Pessoas difíceis

“Para um praticante espiritual, os inimigos têm um papel crucial.
No meu entender, a compaixão é a essência de uma vida espiritual. A fim de ser plenamente recompensado pela prática do amor e da compaixão, o treinamento da paciência e da tolerância é indispensável.
Não há coragem alguma que se assemelhe à da paciência, como também não há desconforto pior que o da raiva.
Em consequência, nossos esforços devem ser todos empenhados não para morrer de raiva contra nosso inimigo, mas para revigorar nossa prática da paciência e da tolerância.”
Dalai Lama

Foto: Brendon Burton
Foto: Brendon Burton

Todos nós temos aquela pessoa difícil nas nossas vidas. Às vezes, mais do que uma. Pode ser um familiar, um colega de classe, de trabalho, um vizinho. Desenvolvemos uma animosidade que não raro chega ao ponto em que tudo que a pessoa faz nos irrita. Fazemos longas listas mentais com todos os defeitos e atitudes problemáticas que esse outro tem. Chegamos à conclusão que a vida seria melhor se a pessoa fosse diferente, se estivesse longe ou até se não existisse.

Quando estamos listando todos os seus defeitos e fantasiando sobre como tudo seria melhor se as coisas fossem diferentes, o que estamos realmente fazendo? Na verdade, estamos criando uma versão ideal do outro, baseada na nossa perspectiva do que é bom ou ruim. Nessa versão ideal, o outro não faria nada de errado, seria diferente, agiria de outra forma.

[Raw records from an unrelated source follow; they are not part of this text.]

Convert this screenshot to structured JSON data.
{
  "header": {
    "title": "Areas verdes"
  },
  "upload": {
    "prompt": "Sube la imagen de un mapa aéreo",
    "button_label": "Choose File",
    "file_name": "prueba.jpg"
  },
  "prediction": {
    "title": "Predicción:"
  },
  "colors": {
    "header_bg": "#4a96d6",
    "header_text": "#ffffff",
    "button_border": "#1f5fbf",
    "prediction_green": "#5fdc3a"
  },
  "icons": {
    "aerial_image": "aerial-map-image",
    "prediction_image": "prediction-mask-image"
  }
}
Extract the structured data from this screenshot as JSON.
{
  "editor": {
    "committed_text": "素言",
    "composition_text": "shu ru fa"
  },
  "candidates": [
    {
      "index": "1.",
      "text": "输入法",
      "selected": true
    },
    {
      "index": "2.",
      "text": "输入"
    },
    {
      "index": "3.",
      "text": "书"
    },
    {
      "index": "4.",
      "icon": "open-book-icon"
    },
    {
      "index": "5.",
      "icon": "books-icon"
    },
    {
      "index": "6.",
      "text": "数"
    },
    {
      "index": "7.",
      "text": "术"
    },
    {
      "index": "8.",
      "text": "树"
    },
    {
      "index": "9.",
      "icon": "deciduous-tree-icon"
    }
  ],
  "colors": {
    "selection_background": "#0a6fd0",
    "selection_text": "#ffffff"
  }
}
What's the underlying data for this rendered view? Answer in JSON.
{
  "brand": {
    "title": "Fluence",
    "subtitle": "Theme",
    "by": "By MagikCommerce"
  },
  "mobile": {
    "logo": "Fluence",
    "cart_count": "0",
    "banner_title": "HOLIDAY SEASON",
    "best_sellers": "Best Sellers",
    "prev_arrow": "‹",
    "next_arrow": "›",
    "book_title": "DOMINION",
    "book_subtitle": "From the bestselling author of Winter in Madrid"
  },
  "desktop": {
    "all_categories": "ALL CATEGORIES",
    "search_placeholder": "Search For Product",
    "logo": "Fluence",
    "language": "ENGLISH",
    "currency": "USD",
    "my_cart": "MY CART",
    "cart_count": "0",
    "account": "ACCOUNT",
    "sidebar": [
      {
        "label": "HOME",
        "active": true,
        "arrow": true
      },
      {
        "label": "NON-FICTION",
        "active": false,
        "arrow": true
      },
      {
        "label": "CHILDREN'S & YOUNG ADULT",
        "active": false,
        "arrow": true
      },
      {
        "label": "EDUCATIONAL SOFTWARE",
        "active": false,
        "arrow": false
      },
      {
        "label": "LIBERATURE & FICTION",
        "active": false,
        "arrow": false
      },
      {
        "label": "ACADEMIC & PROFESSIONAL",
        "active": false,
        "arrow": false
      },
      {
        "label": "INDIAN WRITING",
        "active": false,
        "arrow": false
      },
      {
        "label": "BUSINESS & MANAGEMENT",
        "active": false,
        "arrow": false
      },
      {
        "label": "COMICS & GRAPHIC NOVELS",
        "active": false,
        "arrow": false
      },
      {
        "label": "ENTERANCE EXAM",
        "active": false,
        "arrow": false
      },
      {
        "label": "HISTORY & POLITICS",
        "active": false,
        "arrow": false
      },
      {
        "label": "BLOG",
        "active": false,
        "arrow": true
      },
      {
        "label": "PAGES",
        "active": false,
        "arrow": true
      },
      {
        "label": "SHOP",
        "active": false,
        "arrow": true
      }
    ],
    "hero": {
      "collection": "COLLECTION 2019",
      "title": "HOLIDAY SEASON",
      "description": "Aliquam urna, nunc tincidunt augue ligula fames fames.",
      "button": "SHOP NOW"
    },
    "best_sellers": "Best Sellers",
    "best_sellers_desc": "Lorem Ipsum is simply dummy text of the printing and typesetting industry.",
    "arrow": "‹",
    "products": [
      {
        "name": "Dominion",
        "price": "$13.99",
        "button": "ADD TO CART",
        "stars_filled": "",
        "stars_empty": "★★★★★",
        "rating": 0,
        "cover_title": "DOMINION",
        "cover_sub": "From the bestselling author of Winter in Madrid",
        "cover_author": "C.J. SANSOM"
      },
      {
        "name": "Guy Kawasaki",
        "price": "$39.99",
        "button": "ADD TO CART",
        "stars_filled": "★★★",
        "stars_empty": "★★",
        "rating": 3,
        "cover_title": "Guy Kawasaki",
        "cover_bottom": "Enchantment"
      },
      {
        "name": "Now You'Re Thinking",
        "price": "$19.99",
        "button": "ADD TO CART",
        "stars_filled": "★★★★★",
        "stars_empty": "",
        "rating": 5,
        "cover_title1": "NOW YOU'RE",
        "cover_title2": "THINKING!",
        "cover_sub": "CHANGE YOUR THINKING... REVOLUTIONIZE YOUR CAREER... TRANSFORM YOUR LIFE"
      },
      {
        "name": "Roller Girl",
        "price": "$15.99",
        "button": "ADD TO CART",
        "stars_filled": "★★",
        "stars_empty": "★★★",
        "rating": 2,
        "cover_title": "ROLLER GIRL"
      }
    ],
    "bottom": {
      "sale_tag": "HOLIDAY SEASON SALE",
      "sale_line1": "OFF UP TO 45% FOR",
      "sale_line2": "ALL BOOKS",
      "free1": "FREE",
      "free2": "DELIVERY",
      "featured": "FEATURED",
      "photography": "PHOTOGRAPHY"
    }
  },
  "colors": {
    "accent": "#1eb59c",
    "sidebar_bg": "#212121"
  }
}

Mas essa é uma visão irreal. Essa pessoa idealizada simplesmente não existe. Veja quanto sofrimento causamos a nós mesmos por esperar que as pessoas fossem do jeito que gostaríamos.

Vemos isso o tempo todo: dizemos como todo mundo deve se comportar e pensar. “As pessoas deveriam ser mais honestas, mais responsáveis, mais civilizadas, mais ativas, etc.” Adoramos falar o que o outro deve fazer. Acreditamos ter a receita certa sobre como o mundo deveria funcionar; não é incomum que pensemos mais ou menos dessa forma: “se todo mundo agisse do jeito que eu acho certo, tudo seria ótimo”.

O problema é que acreditar muito nisso — ou pior, tentar convencer os outros disso — pode ser muito estressante, além de pouco prático. Se você realmente quer viver melhor, pode ser uma boa ideia fazer justamente o contrário. Olhe para esse outro que tanto incomoda e agradeça por ele ser como é. Essa pessoa pode lhe ensinar muito sobre você mesmo(a). Basta olhar a fundo a raiz do incômodo que ela lhe causa. Você pode perceber que esse incômodo tem mais a ver com você mesmo do que com o outro. E, quando você olha para o outro e reconhece aquilo que não gosta, que não quer, que não é, você está se definindo: você percebe quem é, o que é, o que quer. Esse outro que parece atrapalhar tanto nos ajuda a estabelecer a nossa própria identidade.

Além disso, uma pessoa difícil possibilita uma grande oportunidade: você tem a chance de desenvolver sua compaixão, sua paciência, sua tolerância. Alguns valores na nossa cultura parecem ser apenas da boca pra fora: ouvimos desde cedo sobre como é esperado que amemos o próximo, que nos coloquemos no lugar do outro, que não falemos mal das pessoas. Mas quando realmente fazemos isso? Amar alguém da nossa família, amar uma pessoa boa, amar uma pessoa agradável, é muito fácil. Agora, amar aquele que nos corta no trânsito, o colega inconveniente do trabalho, a cunhada maldosa, o radical de quem discordamos, o político corrupto, isso sim é difícil. Essas pessoas são o verdadeiro teste do nosso amor, e por isso é importante valorizá-las.